A review of ML methods for SDM is available also in @zhang2017review.
In this chapter we describe a scalable framework for predicting species occurrences 
based on the Ensemble Machine Learning described in the [previous chapter](#spatiotemporal-ml).
The target variables of interest in the case of SDM are usually (a) **probability of occurrence** 
and/or (b) **species density** (number of individuals per area) and/or (c) habitat 
suitability indices. As covariates for SDM we use time-series of 
Earth Observation images and similar climatic and terrain-based images.

Extending spatiotemporal Ensemble ML to modeling species distribution is not trivial.
In order to be able to interpolate species distribution, probability of occurrence 
and/or density of species in space-time using Ensemble ML, we can not simply 
import and model occurrence-only data as these miss any quantities or states. 

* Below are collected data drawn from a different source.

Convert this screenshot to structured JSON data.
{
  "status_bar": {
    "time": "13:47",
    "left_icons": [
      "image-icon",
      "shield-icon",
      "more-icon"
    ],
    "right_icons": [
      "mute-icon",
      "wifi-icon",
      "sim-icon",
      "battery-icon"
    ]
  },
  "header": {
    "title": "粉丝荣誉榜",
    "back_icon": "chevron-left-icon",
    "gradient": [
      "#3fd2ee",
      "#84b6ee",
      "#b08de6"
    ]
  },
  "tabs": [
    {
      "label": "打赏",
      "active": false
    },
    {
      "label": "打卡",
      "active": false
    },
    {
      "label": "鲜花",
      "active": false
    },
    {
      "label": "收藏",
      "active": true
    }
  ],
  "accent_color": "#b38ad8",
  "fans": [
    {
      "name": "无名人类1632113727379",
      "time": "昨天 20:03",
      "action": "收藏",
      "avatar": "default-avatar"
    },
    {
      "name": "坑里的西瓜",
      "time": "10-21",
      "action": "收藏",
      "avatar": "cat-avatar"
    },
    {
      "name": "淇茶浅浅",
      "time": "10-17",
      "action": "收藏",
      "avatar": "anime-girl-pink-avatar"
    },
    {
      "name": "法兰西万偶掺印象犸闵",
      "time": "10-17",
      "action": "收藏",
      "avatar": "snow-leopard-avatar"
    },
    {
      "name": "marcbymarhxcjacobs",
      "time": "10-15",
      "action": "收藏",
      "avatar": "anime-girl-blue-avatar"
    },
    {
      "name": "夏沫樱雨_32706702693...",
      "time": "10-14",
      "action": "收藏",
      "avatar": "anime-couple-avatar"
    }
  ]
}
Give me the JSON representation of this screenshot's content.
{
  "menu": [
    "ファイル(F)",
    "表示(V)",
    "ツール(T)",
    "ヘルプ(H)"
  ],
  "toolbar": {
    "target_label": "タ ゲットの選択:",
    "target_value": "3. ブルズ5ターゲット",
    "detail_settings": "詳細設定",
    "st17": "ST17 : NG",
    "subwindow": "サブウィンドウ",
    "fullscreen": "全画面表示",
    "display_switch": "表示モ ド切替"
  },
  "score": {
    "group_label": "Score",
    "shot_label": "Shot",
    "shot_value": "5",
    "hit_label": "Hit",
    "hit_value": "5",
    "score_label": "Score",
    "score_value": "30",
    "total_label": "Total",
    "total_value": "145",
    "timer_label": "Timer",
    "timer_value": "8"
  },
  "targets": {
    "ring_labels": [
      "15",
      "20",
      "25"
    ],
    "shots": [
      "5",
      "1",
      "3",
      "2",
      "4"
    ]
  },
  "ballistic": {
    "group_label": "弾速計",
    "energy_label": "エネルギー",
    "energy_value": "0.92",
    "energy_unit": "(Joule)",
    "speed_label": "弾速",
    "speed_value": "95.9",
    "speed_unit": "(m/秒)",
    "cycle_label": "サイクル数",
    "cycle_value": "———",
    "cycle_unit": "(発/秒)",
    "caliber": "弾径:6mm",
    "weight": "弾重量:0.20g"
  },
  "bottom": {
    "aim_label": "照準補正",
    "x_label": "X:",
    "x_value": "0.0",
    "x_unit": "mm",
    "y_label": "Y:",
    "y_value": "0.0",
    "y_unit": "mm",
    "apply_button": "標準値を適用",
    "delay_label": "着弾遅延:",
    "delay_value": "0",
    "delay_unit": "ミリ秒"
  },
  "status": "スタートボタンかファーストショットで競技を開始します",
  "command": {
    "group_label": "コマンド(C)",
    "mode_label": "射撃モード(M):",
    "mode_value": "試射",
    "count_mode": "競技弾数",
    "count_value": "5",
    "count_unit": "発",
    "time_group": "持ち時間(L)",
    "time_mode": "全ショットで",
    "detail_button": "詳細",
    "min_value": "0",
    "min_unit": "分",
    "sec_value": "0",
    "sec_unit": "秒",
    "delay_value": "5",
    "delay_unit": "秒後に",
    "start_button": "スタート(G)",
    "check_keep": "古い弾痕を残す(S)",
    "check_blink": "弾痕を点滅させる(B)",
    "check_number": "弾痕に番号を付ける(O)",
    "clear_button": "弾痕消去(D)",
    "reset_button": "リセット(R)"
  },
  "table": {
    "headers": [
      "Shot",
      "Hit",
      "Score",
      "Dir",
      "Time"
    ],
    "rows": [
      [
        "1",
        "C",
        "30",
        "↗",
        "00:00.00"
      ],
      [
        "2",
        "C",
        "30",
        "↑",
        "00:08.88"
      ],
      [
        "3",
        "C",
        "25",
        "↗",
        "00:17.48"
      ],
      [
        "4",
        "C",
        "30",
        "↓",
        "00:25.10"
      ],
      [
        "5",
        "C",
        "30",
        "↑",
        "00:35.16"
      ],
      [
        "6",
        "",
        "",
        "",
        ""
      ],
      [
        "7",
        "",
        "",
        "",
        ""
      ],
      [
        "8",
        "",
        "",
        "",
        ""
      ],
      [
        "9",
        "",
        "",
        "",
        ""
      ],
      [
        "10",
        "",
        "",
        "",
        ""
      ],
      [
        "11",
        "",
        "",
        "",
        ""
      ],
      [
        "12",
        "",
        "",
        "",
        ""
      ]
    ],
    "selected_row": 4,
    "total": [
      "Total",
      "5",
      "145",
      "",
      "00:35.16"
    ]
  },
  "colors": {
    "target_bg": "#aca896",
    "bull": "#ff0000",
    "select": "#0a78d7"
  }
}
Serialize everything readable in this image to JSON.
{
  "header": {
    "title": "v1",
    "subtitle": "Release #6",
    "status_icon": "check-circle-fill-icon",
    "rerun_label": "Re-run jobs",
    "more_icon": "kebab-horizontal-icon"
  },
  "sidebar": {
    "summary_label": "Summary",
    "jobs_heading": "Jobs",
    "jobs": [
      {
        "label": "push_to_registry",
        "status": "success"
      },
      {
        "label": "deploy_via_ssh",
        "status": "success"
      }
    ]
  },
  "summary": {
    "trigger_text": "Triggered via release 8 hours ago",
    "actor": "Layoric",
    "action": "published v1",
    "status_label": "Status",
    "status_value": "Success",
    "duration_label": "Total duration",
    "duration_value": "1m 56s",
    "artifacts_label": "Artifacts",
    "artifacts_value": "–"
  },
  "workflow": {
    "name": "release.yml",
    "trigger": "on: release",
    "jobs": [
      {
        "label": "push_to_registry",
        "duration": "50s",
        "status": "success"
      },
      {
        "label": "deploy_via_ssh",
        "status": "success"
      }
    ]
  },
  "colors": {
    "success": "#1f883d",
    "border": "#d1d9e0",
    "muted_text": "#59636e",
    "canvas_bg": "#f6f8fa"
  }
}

We need to provide instead run several steps to make data suited for ML. 
For example, if absence training points are not available, we can use various 
method do derive most likely locations where certain species do NOT occur i.e. are 
highly unlikely to occur due to ecological limitations such as minimum winter temperature 
minimum rainfall or similar. These are referred to as the **pseudo-absence** training points. 
Hence, we will first show how to generate pseudo-absence data using the [maxlike 
package](https://github.com/rbchan/maxlike), then after enough of occurrence and 
absence records are available, we apply standard ML steps. 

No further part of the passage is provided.